2. Determine Whether You Need a Will, a Trust, or Both
A will is a public record, and accessible to anyone. For many young families, a basic will may be enough to adequately protect your family should anything happen to you. There are several things that you can designate in a will:
- Name a guardian for minor children
- Determine asset distribution
- Appoint an executor or trustee for your estate
While a will is relatively easy and inexpensive to set up, your estate will probably still have to go through probate. In probate, your assets are held before distribution, sometimes for months. It also means that your creditors and any attorney fees will be paid before any money passes through to your heirs.

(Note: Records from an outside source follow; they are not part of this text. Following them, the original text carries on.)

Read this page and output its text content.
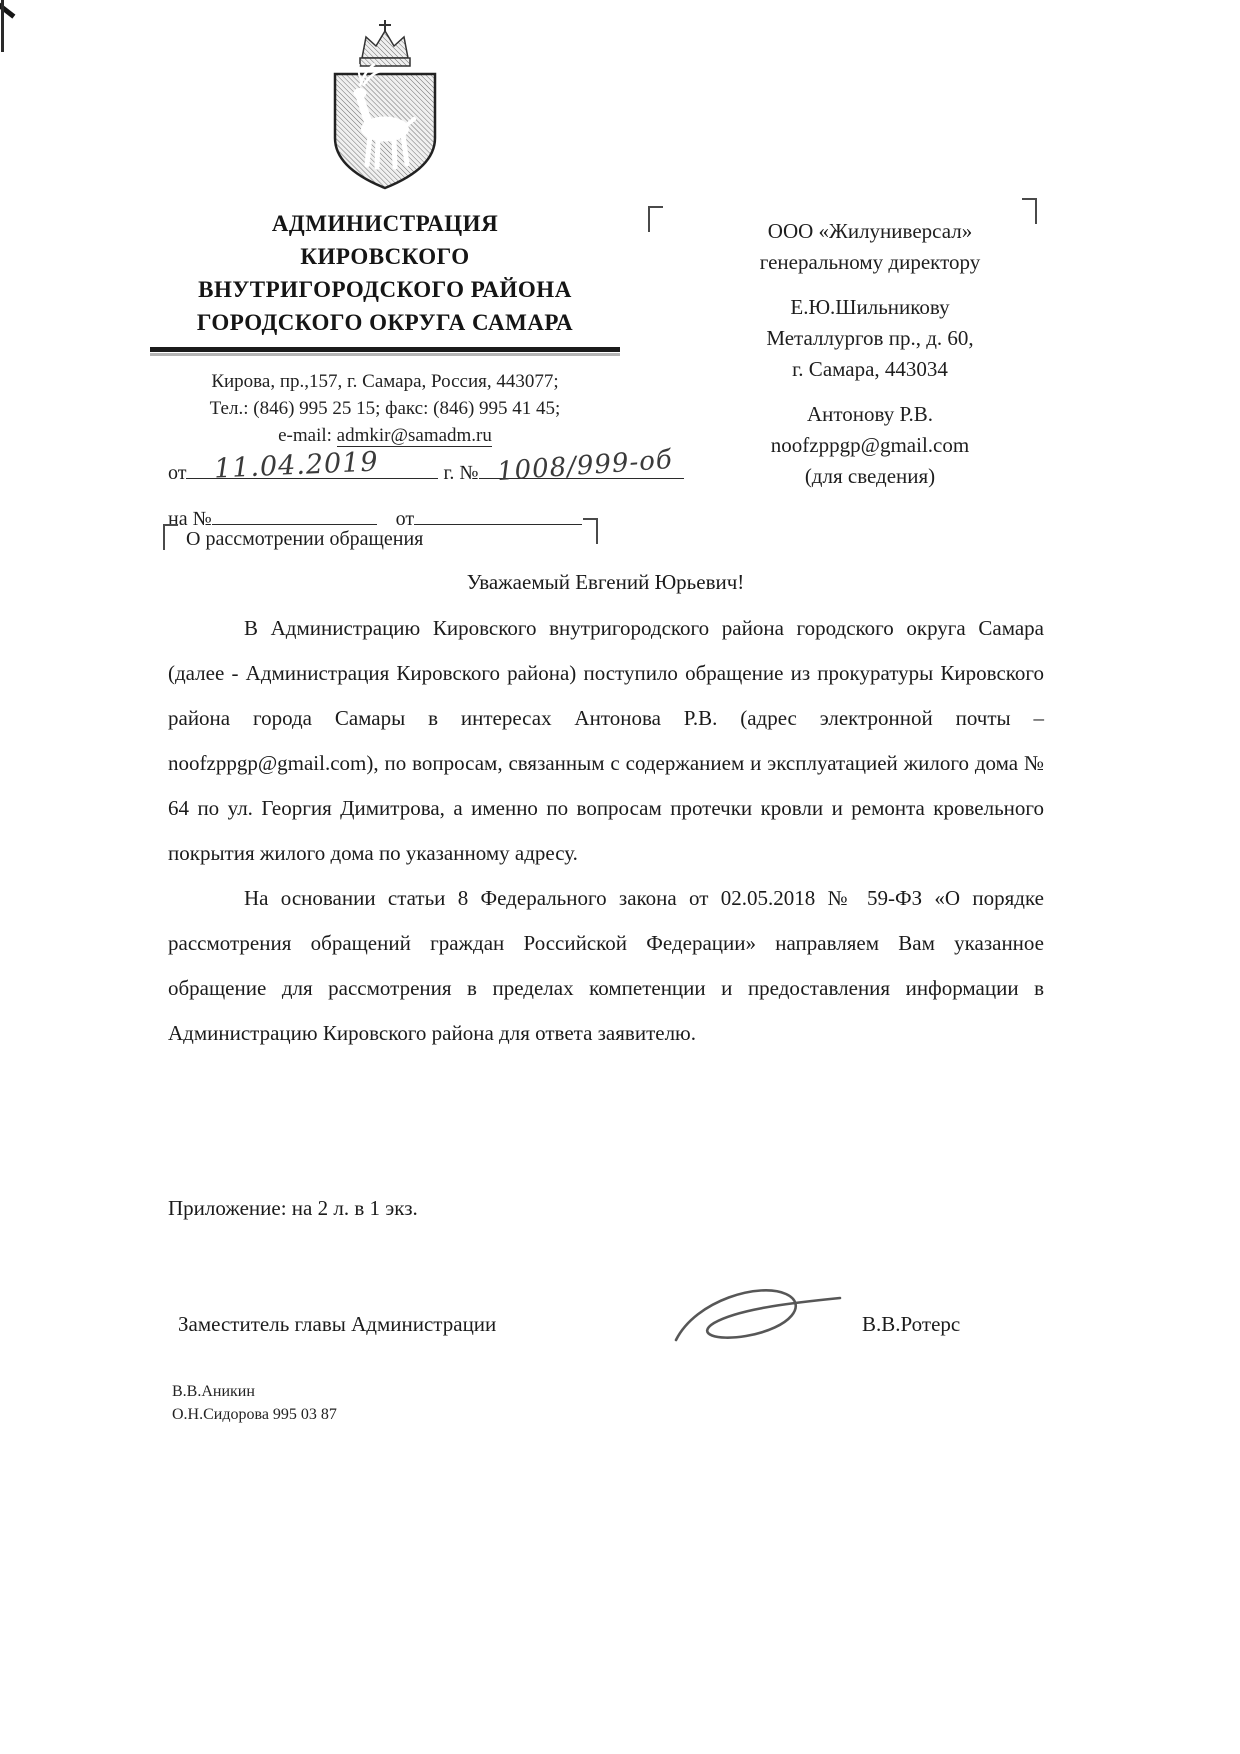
АДМИНИСТРАЦИЯ
КИРОВСКОГО
ВНУТРИГОРОДСКОГО РАЙОНА
ГОРОДСКОГО ОКРУГА САМАРА
Кирова, пр.,157, г. Самара, Россия, 443077;
Тел.: (846) 995 25 15; факс: (846) 995 41 45;
e-mail: admkir@samadm.ru
ООО «Жилуниверсал»
генеральному директору
Е.Ю.Шильникову
Металлургов пр., д. 60,
г. Самара, 443034
Антонову Р.В.
noofzppgp@gmail.com
(для сведения)
от 11.04.2019	г. № 1008/999-об
на №	от
О рассмотрении обращения
Уважаемый Евгений Юрьевич!

В Администрацию Кировского внутригородского района городского округа Самара (далее - Администрация Кировского района) поступило обращение из прокуратуры Кировского района города Самары в интересах Антонова Р.В. (адрес электронной почты – noofzppgp@gmail.com), по вопросам, связанным с содержанием и эксплуатацией жилого дома № 64 по ул. Георгия Димитрова, а именно по вопросам протечки кровли и ремонта кровельного покрытия жилого дома по указанному адресу.

На основании статьи 8 Федерального закона от 02.05.2018 № 59-ФЗ «О порядке рассмотрения обращений граждан Российской Федерации» направляем Вам указанное обращение для рассмотрения в пределах компетенции и предоставления информации в Администрацию Кировского района для ответа заявителю.

Приложение: на 2 л. в 1 экз.
Заместитель главы Администрации	В.В.Ротерс
В.В.Аникин
О.Н.Сидорова 995 03 87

A trust, in contrast to a will, is a private document that keeps your affairs out of the public view. A trust may work better for those who have real property — houses, land, businesses — that would need to be transferred upon death. Setting up a trust is a bit more complicated and more costly than a will, but it allows your estate to avoid probate and have your assets pass directly to your heirs, per your directive. A trust does not allow you to appoint a guardian for minor children though, so even if you set up a trust, you still may need a will to designate this.
3. Consider Other Documentation
Durable Power of Attorney gives an individual the ability to make decisions for you should you become ill or incapacitated in any way.
Medical Care Power of Attorney or a Healthcare Directive appoints someone of your choosing to make healthcare related decisions for you, should you become ill or unable to otherwise communicate your desired healthcare treatment.
4. Create an Asset List For Your Executor or Trustee
A good rule of thumb is to have everything organized so that your executor or trustee can more easily manage the distribution of your assets. Organized documentation will help your executor or trustee finalize financial and legal arrangements in a timely fashion.
- Real assets: House, car, boat, etc.
- Monetary assets: Investments, savings, etc.
- Retirement accounts
- Insurance policies
Make sure that your executor or trustee knows how to retrieve these documents in the event that they need to fulfill that role.
5. Review Your Documents Regularly
Over time, there may be things you need to change or add to your estate plan. It may even become necessary to implement a trust, change beneficiaries, or name a new executor or trustee. You don’t need to review your arrangements every year, but you should review every three to five years, even if you don’t experience major life changes during that time. You should also review your arrangements any time you experience a significant shift in your circumstances, such as a change in marital status, a new child, or a change in ownership of a home or business.